Berliner Szenen: Nackt in Berlin
Das Flirren der Stadt
Sie haben die Kamele nackig gemacht. Im Gehege in der Hasenheide. Ich vermute mal wegen der Hitze. Nur ein paar Puschel haben die Scherer unmotiviert stehen gelassen – einen an der rechten Flanke und einen am Knie des kleineren Trampeltiers.
Die nackten Kamele sind cool damit. Sie verstecken sich nicht, sondern staksen selbstbewusst und lässig durchs Gehege. Ganz anders sieht es an unseren Badeseen aus. Die Verrenkungskünste beim Umziehen, um zu verhindern, dass jemand auch nur einen Puschel sieht, nehmen immer neue Dimensionen an.
Der in den 1980ern Sozialisierte fragt sich schon, woher dieser Backlash in die 1950er nun kommt – ob das an einer Globalisierung der Badesitten liegt oder ob denen religiöse Fundamentalisten ins Hirn geschissen haben.

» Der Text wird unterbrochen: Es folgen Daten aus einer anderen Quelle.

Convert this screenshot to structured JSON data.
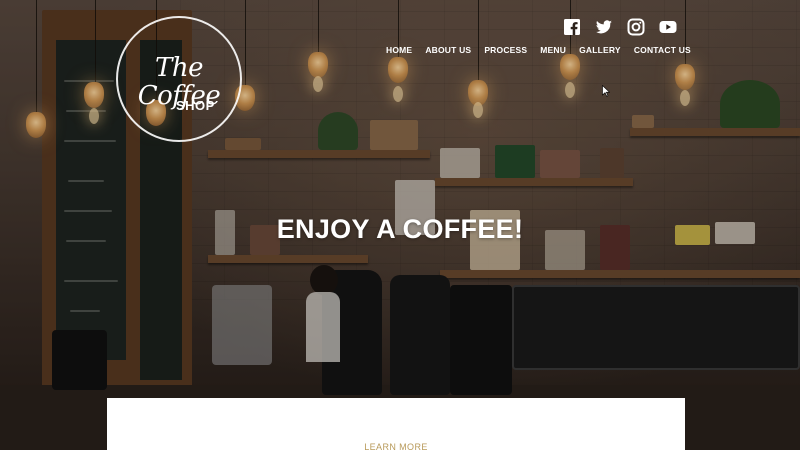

Na gut, soll natürlich jedes machen, wie es will – solange dieser Unsinn nicht zur Vorschrift wird. Doch dass es auch anders geht, beweist die litauische Putzhilfe einer Bekannten. Letztere hatte Besuch aus Düsseldorf oder so, jedenfalls vom Land. Als sie mit ihnen zusammen die Koffer hochbringen wollte, sah sie beim Betreten der Wohnung, wie die treue Putzkraft oben ohne, nur mit Strumpfhose und Slip bekleidet, ihrer Arbeit nachging. Vermutlich wegen der Hitze. Und da sie gerade staubsaugte, bemerkte sie die Bekannte nicht. Sie habe, so die Bekannte weiter, ihren Besuchern daraufhin bedeutet, doch lieber draußen zu bleiben, stellte die Koffer selber leise in den Flur und verschwand, von der emsigen Nacktputzerin weiterhin unbemerkt.
Und das ist es, was ich nicht verstehe. Schließlich kommen die Leute ja nicht oft nach Berlin. Da wollen sie doch bestimmt gern mehr davon mitbekommen, wie diese flirrende Metropole denn so tickt.